# can 2 female and 1 male rabbit live together?



## rabbitlover7777

I currently have 2 female rabbits both 3 month old and they live in peace

what would happen if i get another male rabbit to live with them?

will the male rabbit mate with both females or will it only choose one?

please tell me if this is a good idea or not


----------



## Guest

So long as you get everyone neutered and all their hormones have died down it can work really well. I have an indoor trio of two does and one buck and they get on really well together, you will have to introduce them on netural territory (somewhere that none of them have been before like the bathroom.) and keep an eye on them to start with just incase anything kicks off :thumbup:


----------



## Kammie

Get both your females spayed before thinking of putting a male in with them.

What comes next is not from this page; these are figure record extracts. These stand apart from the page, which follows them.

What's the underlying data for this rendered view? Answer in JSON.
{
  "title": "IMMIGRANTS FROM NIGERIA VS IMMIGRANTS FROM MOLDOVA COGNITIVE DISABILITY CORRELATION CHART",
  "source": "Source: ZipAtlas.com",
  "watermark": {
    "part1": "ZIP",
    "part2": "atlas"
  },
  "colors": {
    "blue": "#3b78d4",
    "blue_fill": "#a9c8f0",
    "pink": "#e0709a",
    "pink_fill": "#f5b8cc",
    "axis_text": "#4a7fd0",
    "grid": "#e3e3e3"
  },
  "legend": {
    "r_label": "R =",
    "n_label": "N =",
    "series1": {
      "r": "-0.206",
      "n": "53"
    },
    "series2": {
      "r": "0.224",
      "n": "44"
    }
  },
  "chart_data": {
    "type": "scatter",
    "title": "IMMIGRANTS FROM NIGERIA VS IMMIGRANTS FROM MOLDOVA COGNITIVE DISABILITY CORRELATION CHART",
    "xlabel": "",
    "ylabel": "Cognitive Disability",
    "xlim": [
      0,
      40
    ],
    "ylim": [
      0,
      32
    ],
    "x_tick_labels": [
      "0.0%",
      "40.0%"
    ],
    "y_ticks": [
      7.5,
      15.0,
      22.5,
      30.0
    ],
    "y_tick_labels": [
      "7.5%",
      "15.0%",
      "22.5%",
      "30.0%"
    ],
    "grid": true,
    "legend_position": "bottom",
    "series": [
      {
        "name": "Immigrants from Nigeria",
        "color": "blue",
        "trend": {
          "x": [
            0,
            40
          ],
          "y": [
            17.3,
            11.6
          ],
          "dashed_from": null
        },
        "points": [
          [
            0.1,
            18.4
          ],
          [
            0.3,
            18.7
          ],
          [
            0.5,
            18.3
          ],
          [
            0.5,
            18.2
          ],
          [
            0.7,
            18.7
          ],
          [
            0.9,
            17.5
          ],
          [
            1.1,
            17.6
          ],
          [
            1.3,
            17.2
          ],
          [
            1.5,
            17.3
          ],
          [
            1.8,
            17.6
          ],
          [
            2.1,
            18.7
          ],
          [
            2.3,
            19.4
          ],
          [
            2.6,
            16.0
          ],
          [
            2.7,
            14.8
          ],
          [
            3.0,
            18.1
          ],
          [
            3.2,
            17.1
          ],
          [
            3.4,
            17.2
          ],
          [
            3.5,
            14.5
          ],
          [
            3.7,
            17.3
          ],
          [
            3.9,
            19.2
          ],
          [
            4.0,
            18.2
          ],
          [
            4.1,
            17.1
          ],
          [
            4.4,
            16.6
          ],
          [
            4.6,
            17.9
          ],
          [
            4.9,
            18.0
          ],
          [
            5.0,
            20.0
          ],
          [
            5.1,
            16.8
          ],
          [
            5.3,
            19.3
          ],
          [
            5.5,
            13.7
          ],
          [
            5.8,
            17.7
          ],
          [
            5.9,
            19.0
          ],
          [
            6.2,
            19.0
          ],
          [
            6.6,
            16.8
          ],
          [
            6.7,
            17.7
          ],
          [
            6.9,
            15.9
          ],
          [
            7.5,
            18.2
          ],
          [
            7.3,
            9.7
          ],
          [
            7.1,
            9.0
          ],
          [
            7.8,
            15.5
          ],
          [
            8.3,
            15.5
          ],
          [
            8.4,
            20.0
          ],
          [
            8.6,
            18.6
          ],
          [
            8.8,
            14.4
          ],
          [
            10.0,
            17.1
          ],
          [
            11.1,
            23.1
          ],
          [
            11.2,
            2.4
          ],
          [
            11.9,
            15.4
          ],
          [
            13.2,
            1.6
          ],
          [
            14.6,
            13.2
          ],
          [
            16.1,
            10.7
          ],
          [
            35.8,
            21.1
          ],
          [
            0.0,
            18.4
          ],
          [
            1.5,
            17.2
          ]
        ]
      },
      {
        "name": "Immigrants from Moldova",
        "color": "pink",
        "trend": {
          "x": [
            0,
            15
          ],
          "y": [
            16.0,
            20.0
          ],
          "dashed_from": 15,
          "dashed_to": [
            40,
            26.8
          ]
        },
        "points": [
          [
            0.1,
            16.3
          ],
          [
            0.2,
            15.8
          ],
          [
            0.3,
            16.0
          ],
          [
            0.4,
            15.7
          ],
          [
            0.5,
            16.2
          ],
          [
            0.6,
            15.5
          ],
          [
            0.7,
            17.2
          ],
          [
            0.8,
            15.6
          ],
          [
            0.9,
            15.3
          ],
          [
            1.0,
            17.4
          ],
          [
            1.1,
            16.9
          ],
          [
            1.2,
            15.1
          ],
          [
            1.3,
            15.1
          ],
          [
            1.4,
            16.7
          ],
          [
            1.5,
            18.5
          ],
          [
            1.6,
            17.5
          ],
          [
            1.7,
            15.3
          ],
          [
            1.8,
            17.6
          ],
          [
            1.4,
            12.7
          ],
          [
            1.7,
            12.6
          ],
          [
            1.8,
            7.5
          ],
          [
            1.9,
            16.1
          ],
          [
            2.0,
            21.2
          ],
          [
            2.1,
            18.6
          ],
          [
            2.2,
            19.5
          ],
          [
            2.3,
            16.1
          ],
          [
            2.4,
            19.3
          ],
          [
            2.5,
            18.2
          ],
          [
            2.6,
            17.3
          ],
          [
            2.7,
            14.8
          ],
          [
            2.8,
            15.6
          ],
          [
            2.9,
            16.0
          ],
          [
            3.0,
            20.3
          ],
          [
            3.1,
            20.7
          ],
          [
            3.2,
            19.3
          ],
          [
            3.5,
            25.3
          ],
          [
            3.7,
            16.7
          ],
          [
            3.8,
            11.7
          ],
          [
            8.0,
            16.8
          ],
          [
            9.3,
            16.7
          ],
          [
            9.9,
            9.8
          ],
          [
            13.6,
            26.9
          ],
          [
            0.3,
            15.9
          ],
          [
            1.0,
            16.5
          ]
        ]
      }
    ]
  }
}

If your thinking of breeding forget it unless you know four generations of their history to lessen chances of hereditory problems like bad teeth. 

The male will most definately mate with both females within seconds of being in there and you'll have two pregnant females and lots of hard work ahead of you. 

You can have two females and a male live happily together with no problems if all are neutered (including the male) and they are bonded properly on neutral territory.


----------



## emzybabe

your 2 females are also likely to start fighting at the 4-6 month mark depending on when they mature, spaying cost between £40 - £100 depending on where u go. Also a pair of females can quickly change in to a brother and sister combo if u got them from a pet shop.


----------



## BattleKat

I'm also wondering about this. I have 2 roughly 8 month old spayed does which are small breed and am planning to add a french lop buck to the pair. 
would it be ok to introduce them while he's young and get him neutered when he's old enough or should I keep him separate until he's neutered?
What are the chances it will break the existing bond?


----------



## happysaz133

I don't see why not  so long as they are all spayed and neutered so you don't end up with babies and fighting!


----------



## Guest

BattleKat said:


> I'm also wondering about this. I have 2 roughly 8 month old spayed does which are small breed and am planning to add a french lop buck to the pair.
> would it be ok to introduce them while he's young and get him neutered when he's old enough or should I keep him separate until he's neutered?
> What are the chances it will break the existing bond?


Personally I would wait until the buck is neutered before bonding them, if he starts to hit puberty before you got him neutered he might bother the girls with his constant humping which could turn into a fight :scared:


----------